Figure 2. CT scan of patient with Alzheimer's disease
showing cortical atrophy
Figure 3. MRI showing hippocampal atrophy
Figure 4. MRI showing multiple infarcts
Figure 5. MRI showing small vessel disease
Figure 6. MRI showing frontal atrophy
Points for consideration in neuroimaging of vascular dementia
- Multiple large infarcts suggest repeated embolism, therefore investigations
should be directed towards detecting the source of embolism)
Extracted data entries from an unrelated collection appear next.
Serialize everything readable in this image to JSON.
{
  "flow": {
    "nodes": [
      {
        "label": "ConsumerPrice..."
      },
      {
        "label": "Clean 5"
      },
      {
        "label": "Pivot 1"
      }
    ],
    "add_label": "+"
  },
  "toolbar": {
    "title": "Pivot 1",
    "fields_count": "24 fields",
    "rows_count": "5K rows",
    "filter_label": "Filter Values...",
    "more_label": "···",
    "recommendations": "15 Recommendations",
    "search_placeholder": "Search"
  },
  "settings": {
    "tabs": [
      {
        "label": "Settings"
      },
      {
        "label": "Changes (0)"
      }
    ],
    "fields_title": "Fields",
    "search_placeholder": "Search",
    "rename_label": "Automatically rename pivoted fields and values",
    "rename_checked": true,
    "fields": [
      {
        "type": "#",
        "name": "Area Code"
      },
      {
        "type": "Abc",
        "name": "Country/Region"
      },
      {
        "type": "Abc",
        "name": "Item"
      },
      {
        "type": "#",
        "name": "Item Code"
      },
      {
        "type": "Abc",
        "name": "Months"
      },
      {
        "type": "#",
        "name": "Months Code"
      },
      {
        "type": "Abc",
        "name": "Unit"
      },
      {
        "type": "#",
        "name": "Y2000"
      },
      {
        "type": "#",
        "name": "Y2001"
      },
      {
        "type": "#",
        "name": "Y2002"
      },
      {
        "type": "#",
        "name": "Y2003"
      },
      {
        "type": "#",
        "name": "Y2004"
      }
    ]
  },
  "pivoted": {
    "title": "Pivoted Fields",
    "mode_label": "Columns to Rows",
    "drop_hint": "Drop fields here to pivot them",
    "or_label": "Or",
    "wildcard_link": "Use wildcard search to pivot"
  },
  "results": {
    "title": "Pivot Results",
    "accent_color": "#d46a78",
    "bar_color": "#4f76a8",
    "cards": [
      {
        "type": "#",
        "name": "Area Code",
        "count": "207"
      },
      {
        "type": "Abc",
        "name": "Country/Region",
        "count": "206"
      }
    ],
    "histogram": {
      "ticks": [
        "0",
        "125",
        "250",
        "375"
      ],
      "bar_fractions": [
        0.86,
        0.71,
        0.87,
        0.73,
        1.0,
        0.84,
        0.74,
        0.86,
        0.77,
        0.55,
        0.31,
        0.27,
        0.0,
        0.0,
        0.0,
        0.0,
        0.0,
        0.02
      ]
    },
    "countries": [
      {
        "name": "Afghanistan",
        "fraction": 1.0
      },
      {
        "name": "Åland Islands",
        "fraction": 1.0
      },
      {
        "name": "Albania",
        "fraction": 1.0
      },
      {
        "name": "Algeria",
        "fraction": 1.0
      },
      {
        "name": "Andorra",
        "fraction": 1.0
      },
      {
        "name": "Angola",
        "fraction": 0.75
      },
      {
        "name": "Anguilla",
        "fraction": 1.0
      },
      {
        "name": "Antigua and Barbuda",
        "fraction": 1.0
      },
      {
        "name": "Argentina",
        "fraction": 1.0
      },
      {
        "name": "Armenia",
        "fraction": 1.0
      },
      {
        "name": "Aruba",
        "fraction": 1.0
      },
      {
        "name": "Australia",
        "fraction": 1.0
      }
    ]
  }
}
- Lacunar infarcts suggest poorly controlled hypertension
- Ischaemic changes suggest small vessel disease – possibly inducing a
gradual decline as seen in AD
What are the advantages and disadvantages of commonly used
neuroimaging techniques?
- CT scans &ndash noncontrast CT used as a routine to primarily exclude brain
lesions and identify cerebrovascular disease
- MRI – better resolution than CT, but takes longer. Apparatus is more
claustrophobic and noisy than CT. MRI provides better images of intracranial
structures, especially cerebral white matter and is more sensitive at picking
up vascular lesions than CT. MRI cannot be carried out when a patient has a
cardiac pacemaker or metallic intracranial aneurysm clips. MRI is particularly
useful in identifying vascular dementia
- SPET/SPECT – involves administration of compounds that are distributed
in the brain according to cerebral blood flow, thus showing a measure of
cerebral activity. SPECT investigations commonly measure blood flow but
muscarinic and dopamine receptors can be imaged. Useful in identification of
FTD
- PET – directly measures cerebral metabolic activity and can assess
cerebral metabolism, cerebral blood flow and cerebral receptors. Can provide
regional comparisons between lobes, as well as absolute cerebral activity. Can
be used to image receptor and transmitter systems that may be of use in
detailing the pathophysiology of dementia and monitoring treatment response.
Recently developed ligands allow imaging of amyloid
Laboratory investigations
Laboratory investigations include routine biochemistry assays (
see
Table 6) to eliminate potentially treatable and reversible causes of dementia, such as
metabolic, toxic or endocrine causes or drug reactions causing dementia symptoms.
How useful is apolipoprotein E genotyping?
Apolipoprotein E genotyping may be useful as an adjunct to clinical
and radiological assessment in patients with definite dementia and uncertain AD, but
ApoE assays are not predictive and should be avoided as a predictive test in
asymptomatic patients, even those with familial risk of AD owing to a lack of
sensitivity and specificity of the test.